Запахи затхлости и плесени шибанули в нос. Холодно. Виктору показалось, что непременно он услышит, как громко тикают
«Папка, папка, смотри, у нас кукушка в часах завелась!» – Солдат с грустью улыбнулся скользнувшему воспоминанию. – «Кукушка – это твоя мама». – Да, а мать через год погибла с любовником в автомобильной катастрофе. – Новая вспышка молнии в дверной проём озарила старость комнаты. Виктор закрыл дверь и задвинул засов, оставив ливень шуметь за порогом. Сразу почувствовал, как веки начали тяжелеть, хоть ни о каком комфорте не могло быть и речи: печь давно разбита, изба не топилась, крыша в некоторых местах протекала, всякие заезжие «сталкеры» перевернули всё кверху дном.
– И всё-таки – я поем и переоденусь. – Солдат снял с плеч рюкзак и кинул на прожжённый диван, разложенный возле окошка, заклеенного газетой. Прошёл на кухню и, подсвечивая зажигалкой, под столом залез в погреб, крышка которого давно кем-то оторвана. Перелопатив гору хлама, он добрался до линолеума, под ним открыл ещё одну дощатую крышку.
Довольный, Виктор осветил периметр небольшой ямы: всё на месте. Вытянул пластиковый бидон, сразу открыл крышку, достал пять толстенных свечей. Через минуту по кухне бегали бархатные тени, огоньки плавили воск и стало как-то уютно. Солдат скинул туфли и всю остальную одежду, натянул толстую футболку с длинными рукавами, песочного цвета штаны с накладными боковыми карманами и берцы. Как в кокон затянутые скотчем пакеты с рисом и макаронами кинул на стол: сейчас они ему не нужны – варить не собирался. Выложил обрез двустволки и пачку патронов; огниво и фонарик сразу опустил в карман; ещё один короткий нож, имеющий вилку и ложку, отложил на стол.
– Вот он. – Виктор покрутил литровую банку с мёдом перед глазами и вторую банку с сухарями. – Мёд хранится вечность.

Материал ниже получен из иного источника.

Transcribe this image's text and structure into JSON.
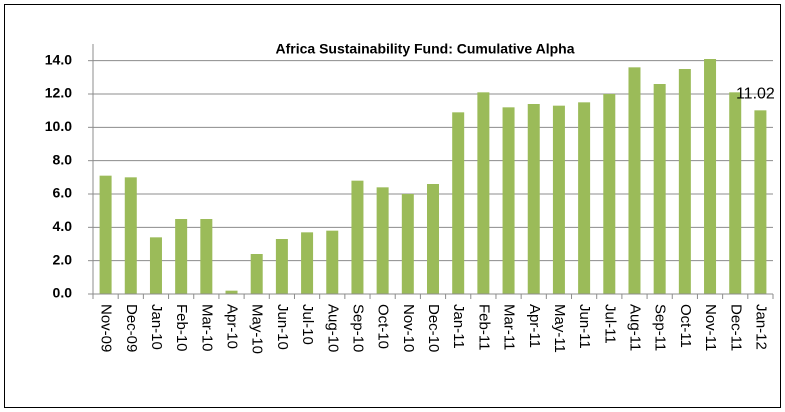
{
  "chart_data": {
    "type": "bar",
    "title": "Africa Sustainability Fund: Cumulative Alpha",
    "categories": [
      "Nov-09",
      "Dec-09",
      "Jan-10",
      "Feb-10",
      "Mar-10",
      "Apr-10",
      "May-10",
      "Jun-10",
      "Jul-10",
      "Aug-10",
      "Sep-10",
      "Oct-10",
      "Nov-10",
      "Dec-10",
      "Jan-11",
      "Feb-11",
      "Mar-11",
      "Apr-11",
      "May-11",
      "Jun-11",
      "Jul-11",
      "Aug-11",
      "Sep-11",
      "Oct-11",
      "Nov-11",
      "Dec-11",
      "Jan-12"
    ],
    "values": [
      7.1,
      7.0,
      3.4,
      4.5,
      4.5,
      0.2,
      2.4,
      3.3,
      3.7,
      3.8,
      6.8,
      6.4,
      6.0,
      6.6,
      10.9,
      12.1,
      11.2,
      11.4,
      11.3,
      11.5,
      12.0,
      13.6,
      12.6,
      13.5,
      14.1,
      12.1,
      11.02
    ],
    "value_labels": [
      null,
      null,
      null,
      null,
      null,
      null,
      null,
      null,
      null,
      null,
      null,
      null,
      null,
      null,
      null,
      null,
      null,
      null,
      null,
      null,
      null,
      null,
      null,
      null,
      null,
      null,
      "11.02"
    ],
    "color": "#9bbb59",
    "ylim": [
      0,
      15
    ],
    "yticks": [
      {
        "value": 0,
        "label": "0.0"
      },
      {
        "value": 2,
        "label": "2.0"
      },
      {
        "value": 4,
        "label": "4.0"
      },
      {
        "value": 6,
        "label": "6.0"
      },
      {
        "value": 8,
        "label": "8.0"
      },
      {
        "value": 10,
        "label": "10.0"
      },
      {
        "value": 12,
        "label": "12.0"
      },
      {
        "value": 14,
        "label": "14.0"
      }
    ],
    "grid": true
  }
}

Этим я сейчас и насыщусь.
Набив брюхо, Солдат был не в состоянии терпеть сонливую усталость, глаза отказывались взирать на темноту мира: это самое опасное состояние – от сильной усталости человеку становиться всё безразлично; он впадает в крепкий сон, игнорируя любую угрозу. Виктор прошёл в комнату, хотел взять старое ватное одеяло, чтобы укрыться, но оно воняло и к тому же слегка сырое. Он упал на отсыревшую шершавую поверхность дивана, скрестил руки на груди, поджал колени к животу и, слегка трясясь от холода, мгновенно уснул.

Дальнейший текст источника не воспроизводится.